Vou explicar melhor. O meu mato é um modo de viver, cheio de regras, rígido, tudo planejado, nada por acaso ou sem intenção. Tudo dentro do plano, nos mínimos detalhes, dinheiro contado, férias marcadas, filhos com babás, cursos programados... tudo, tudo certo. Errado!

Esta semana encontrei um boletim de notas escolares de quando eu tinha treze anos: A, A, A, A... tudo A. Orgulho dos meus pais. Fiz faculdade, consegui pagar sozinha trabalhando como professora de inglês. Acreditam? Pois é. Fui trabalhar em multinacional e acabei ganhando cargo de liderança antes dos 30. Legal, né? Salarião....roupas elegantes, bolsa de marca, happy hour com os amigos, status... Como era bom...

Mas eu tive filhos ! Bom, aí já não dava para trabalhar até a noite. Tinha de buscar o filho, dar comida, colocar na cama.. coisas de mãe. Tive o segundo filho. Pirei !! Literalmente ! Pedi demissão, larguei tudo. Fui ser dona-de-casa, mãe, esposa e amante...

Mas eu achei que ia ser fácil.... Dó de mim!! Olhava para os meus filhos pela manhã e não sabia o que fazer com eles. Mas se eu era tão boa em planejamento estratégico, inovação, gerenciamento de projetos e mais alguma coisa desse tipo, como é que eu não sabia o que fazer com os meus filhos no dia-a-dia?
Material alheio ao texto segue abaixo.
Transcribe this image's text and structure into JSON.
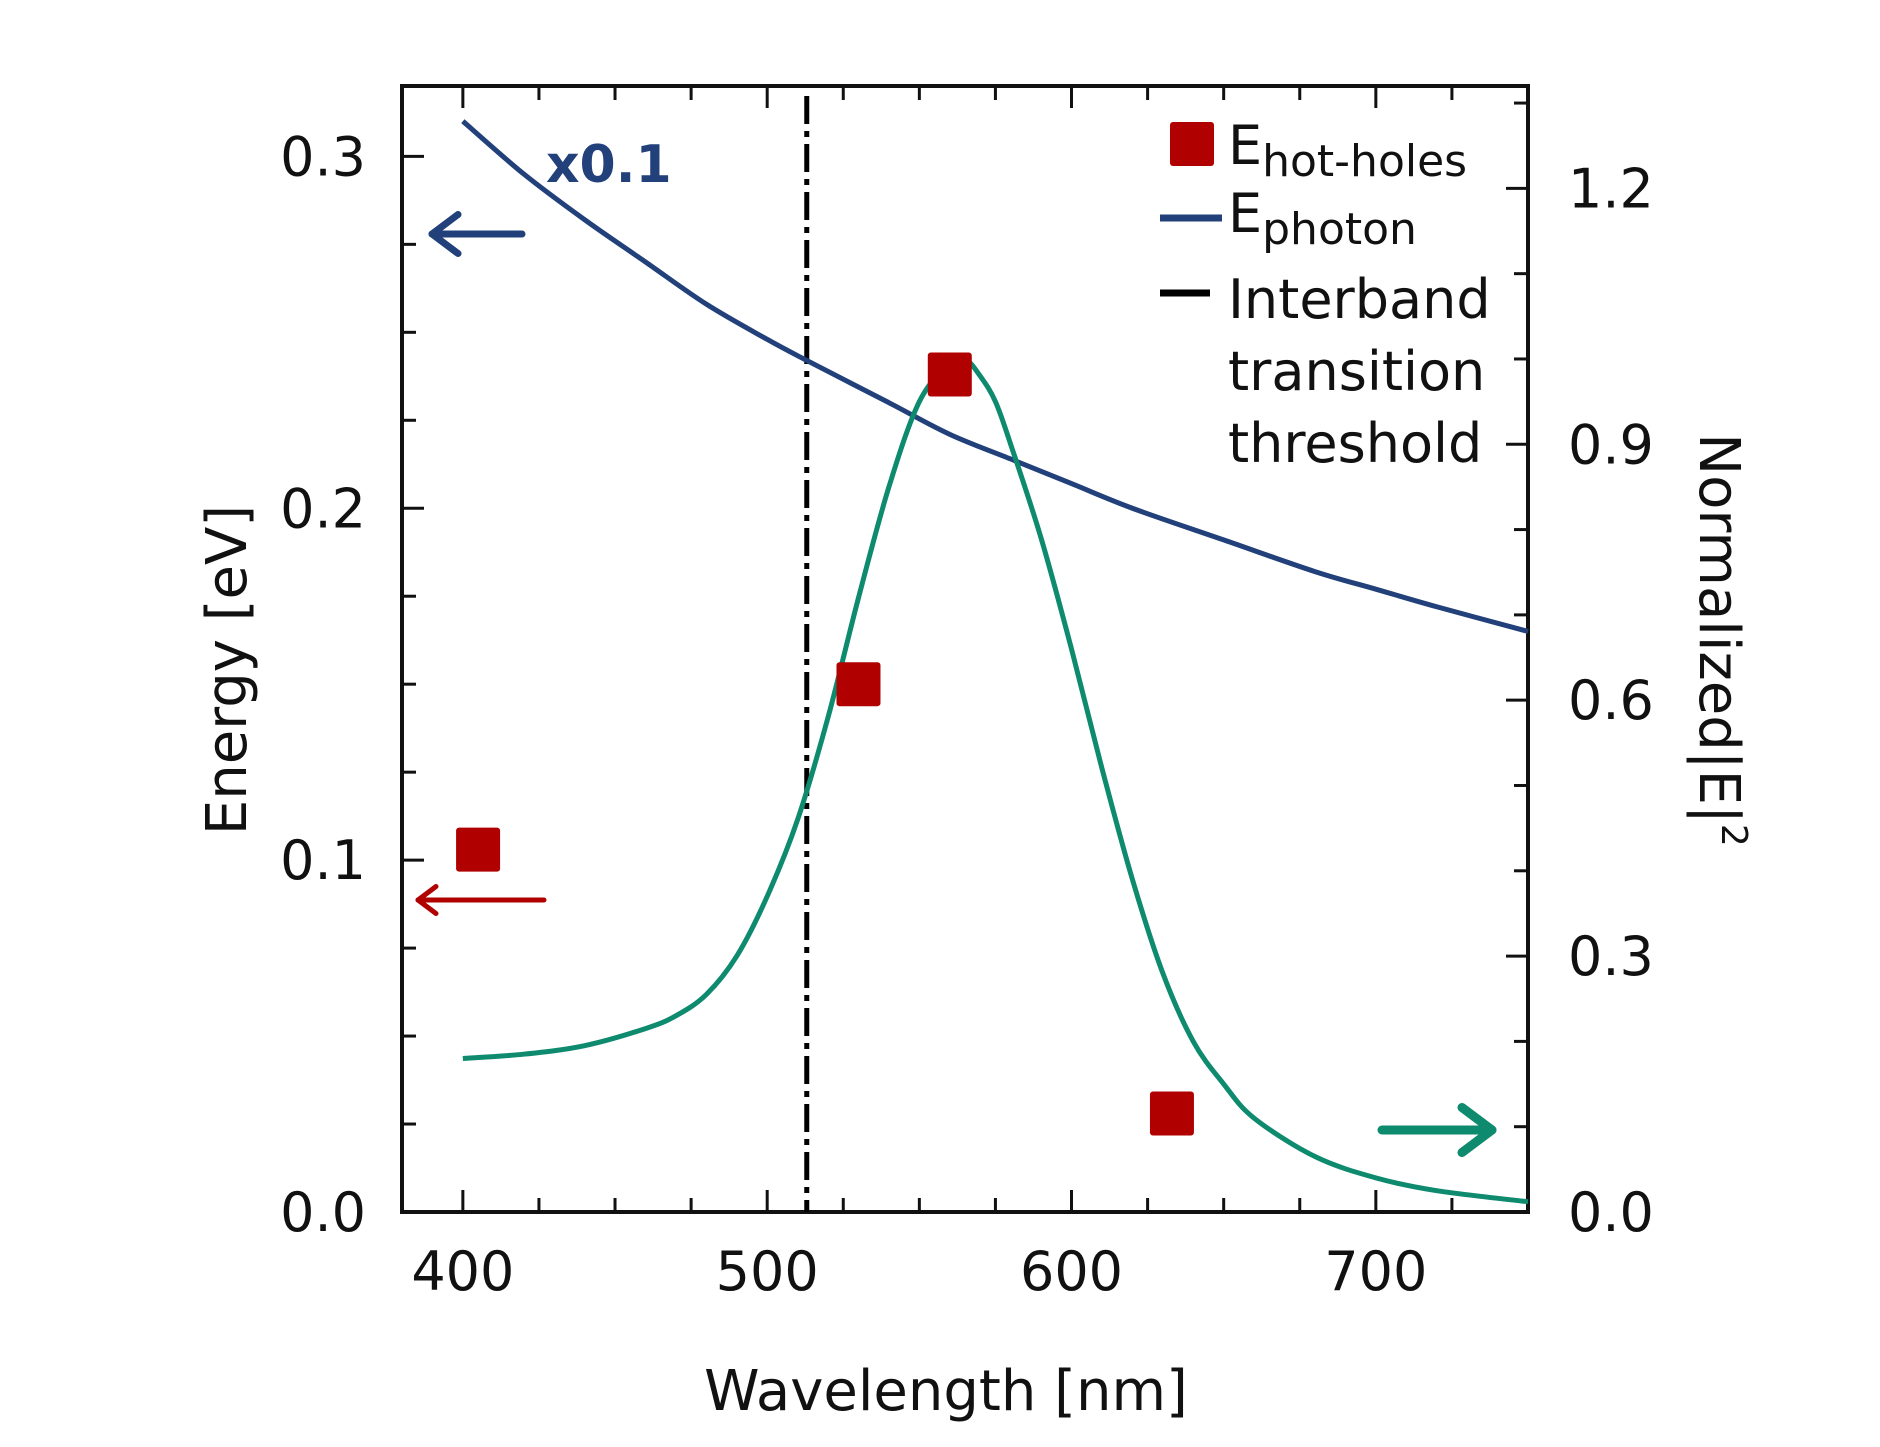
{
  "chart_data": {
    "type": "line",
    "xlabel": "Wavelength [nm]",
    "ylabel_left": "Energy [eV]",
    "ylabel_right": "Normalized|E|",
    "ylabel_right_sup": "2",
    "xlim": [
      380,
      750
    ],
    "ylim_left": [
      0.0,
      0.32
    ],
    "ylim_right": [
      0.0,
      1.32
    ],
    "x_ticks": [
      400,
      500,
      600,
      700
    ],
    "x_tick_labels": [
      "400",
      "500",
      "600",
      "700"
    ],
    "y_left_ticks": [
      0.0,
      0.1,
      0.2,
      0.3
    ],
    "y_left_tick_labels": [
      "0.0",
      "0.1",
      "0.2",
      "0.3"
    ],
    "y_right_ticks": [
      0.0,
      0.3,
      0.6,
      0.9,
      1.2
    ],
    "y_right_tick_labels": [
      "0.0",
      "0.3",
      "0.6",
      "0.9",
      "1.2"
    ],
    "threshold_x": 513,
    "annotation": "x0.1",
    "colors": {
      "photon": "#22407a",
      "field": "#0e8a6e",
      "hot_holes": "#b00000",
      "threshold": "#000000"
    },
    "legend": {
      "position": "top-right",
      "hot_holes_base": "E",
      "hot_holes_sub": "hot-holes",
      "photon_base": "E",
      "photon_sub": "photon",
      "threshold_lines": [
        "Interband",
        "transition",
        "threshold"
      ]
    },
    "series": [
      {
        "key": "hot_holes",
        "type": "scatter",
        "axis": "left",
        "x": [
          405,
          530,
          560,
          633
        ],
        "y": [
          0.103,
          0.15,
          0.238,
          0.028
        ]
      },
      {
        "key": "photon",
        "type": "line",
        "axis": "left",
        "x": [
          400,
          420,
          440,
          460,
          480,
          500,
          513,
          540,
          560,
          580,
          600,
          620,
          650,
          680,
          700,
          720,
          750
        ],
        "y": [
          0.31,
          0.295,
          0.282,
          0.27,
          0.258,
          0.248,
          0.242,
          0.23,
          0.221,
          0.214,
          0.207,
          0.2,
          0.191,
          0.182,
          0.177,
          0.172,
          0.165
        ]
      },
      {
        "key": "field",
        "type": "line",
        "axis": "right",
        "x": [
          400,
          420,
          440,
          460,
          470,
          480,
          490,
          500,
          510,
          520,
          530,
          540,
          550,
          560,
          565,
          570,
          575,
          580,
          590,
          600,
          610,
          620,
          630,
          640,
          650,
          660,
          680,
          700,
          720,
          750
        ],
        "y": [
          0.18,
          0.185,
          0.195,
          0.215,
          0.23,
          0.255,
          0.3,
          0.37,
          0.46,
          0.58,
          0.72,
          0.85,
          0.95,
          0.995,
          1.0,
          0.98,
          0.95,
          0.9,
          0.79,
          0.66,
          0.52,
          0.39,
          0.28,
          0.2,
          0.15,
          0.11,
          0.065,
          0.04,
          0.025,
          0.012
        ]
      }
    ]
  }
}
Tive de aprender.

Chamaram-me de louca na empresa, minhas vizinhas me olhavam com desprezo por eu ter largado o trabalho. Mas eu não liguei, continuei firme. Precisava mudar de vida, algo dentro de mim doía muito, sentia muita falta dos meus filhos, de cuidar deles, educá-los, sentir suas necessidades mais íntimas e ampará-los quando precisassem. Queria ter mais tempo com meu marido, tempo de qualidade, tempo em família, com um " algo mais" em nós. Acho que existe um ser dentro de nós, uma essência, que hora ou outra, clama por espaço. Isso aconteceu comigo. E tive de decidir entre deixar essa essência se manifestar ou trancá-la mais um tempo e acabar adoecendo de tristeza.
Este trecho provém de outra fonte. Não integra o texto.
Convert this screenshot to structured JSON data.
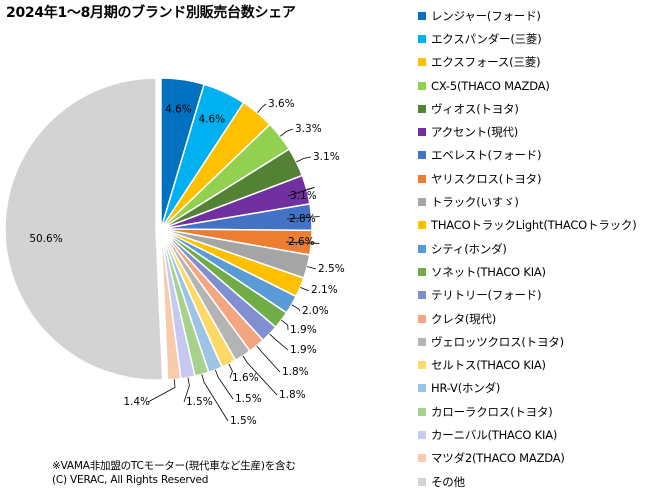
{
  "title": "2024年1～8月期のブランド別販売台数シェア",
  "footnote": "※VAMA非加盟のTCモーター(現代車など生産)を含む",
  "copyright": "(C) VERAC, All Rights Reserved",
  "chart_data": {
    "type": "pie",
    "title": "2024年1～8月期のブランド別販売台数シェア",
    "legend_position": "right",
    "categories": [
      "レンジャー(フォード)",
      "エクスパンダー(三菱)",
      "エクスフォース(三菱)",
      "CX-5(THACO MAZDA)",
      "ヴィオス(トヨタ)",
      "アクセント(現代)",
      "エベレスト(フォード)",
      "ヤリスクロス(トヨタ)",
      "トラック(いすゞ)",
      "THACOトラックLight(THACOトラック)",
      "シティ(ホンダ)",
      "ソネット(THACO KIA)",
      "テリトリー(フォード)",
      "クレタ(現代)",
      "ヴェロッツクロス(トヨタ)",
      "セルトス(THACO KIA)",
      "HR-V(ホンダ)",
      "カローラクロス(トヨタ)",
      "カーニバル(THACO KIA)",
      "マツダ2(THACO MAZDA)",
      "その他"
    ],
    "values": [
      4.6,
      4.6,
      3.6,
      3.3,
      3.1,
      3.1,
      2.8,
      2.6,
      2.5,
      2.1,
      2.0,
      1.9,
      1.9,
      1.8,
      1.8,
      1.6,
      1.5,
      1.5,
      1.5,
      1.4,
      50.6
    ],
    "labels": [
      "4.6%",
      "4.6%",
      "3.6%",
      "3.3%",
      "3.1%",
      "3.1%",
      "2.8%",
      "2.6%",
      "2.5%",
      "2.1%",
      "2.0%",
      "1.9%",
      "1.9%",
      "1.8%",
      "1.8%",
      "1.6%",
      "1.5%",
      "1.5%",
      "1.5%",
      "1.4%",
      "50.6%"
    ],
    "colors": [
      "#0070c0",
      "#00b0f0",
      "#ffc000",
      "#92d050",
      "#548235",
      "#7030a0",
      "#4472c4",
      "#ed7d31",
      "#a5a5a5",
      "#ffc000",
      "#5b9bd5",
      "#70ad47",
      "#7f8fd0",
      "#f4a582",
      "#b4b4b4",
      "#ffd966",
      "#9dc3e6",
      "#a9d18e",
      "#c5c9ef",
      "#f8cbad",
      "#d3d3d3"
    ],
    "exploded": "その他"
  }
}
No início da minha nova vida, sofri muito tentando colocar tudo no seu devido lugar, casa, filhos, horários, regras, educação, dinheiro, tudo. Mas não dava certo. E aos poucos fui percebendo que eu havia deixado um emprego mas continuava me comportando como se ainda estive na empresa. O ritmo era o mesmo: horários, regras, cobranças pessoais, ter de fazer isso, ter de fazer aquilo. Eu havia saído do mato, mas o mato continuava em mim... Eu estava impregnada por um modo de vida que era contrário a uma rotina feminina. E eu sofri muito ao perceber isso.
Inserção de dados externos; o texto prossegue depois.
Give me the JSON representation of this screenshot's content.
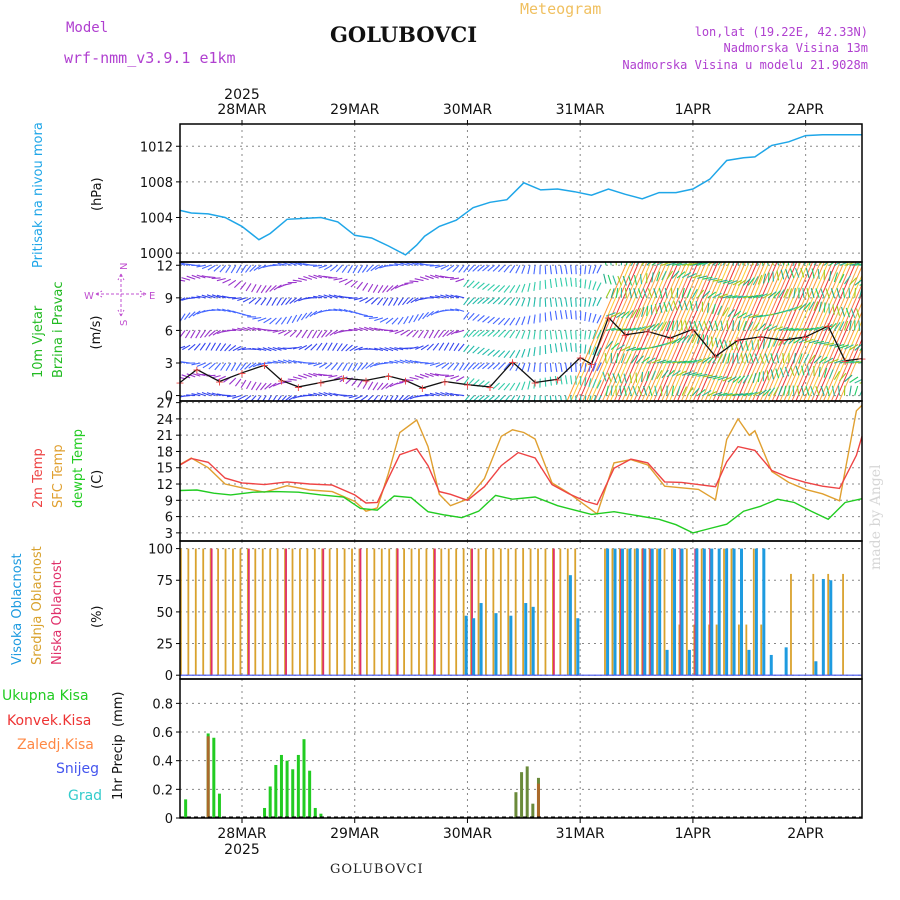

Aos poucos comecei a tirar o mato. Chega de horários rígidos, de ter de cumprir o programa para o dia e de atender a todas as expectativas. Uma vida em casa com filhos é tão cheia de imprevistos que não dá para cumprir metas. Lembro-me do dia em que meu filho mais velho me disse que gostaria muito de ter uma fantasia do homem aranha, mas poderia ser outro dia, quando eu tivesse dinheiro. Ele estava na fase de se vestir de super heróis e correr pela casa se sentindo o tal. Percebi então que a minha rigidez não permitia que eu atendesse meus filhos em desejos únicos de cada fase porque eu ainda achava que presente tinha de ser apenas em datas comemorativas. É claro que eu tinha dinheiro para comprar a fantasia e por que não comprá-la naquele momento? A alegria do meu filho com a fantasia naquele dia foi algo inesquecível.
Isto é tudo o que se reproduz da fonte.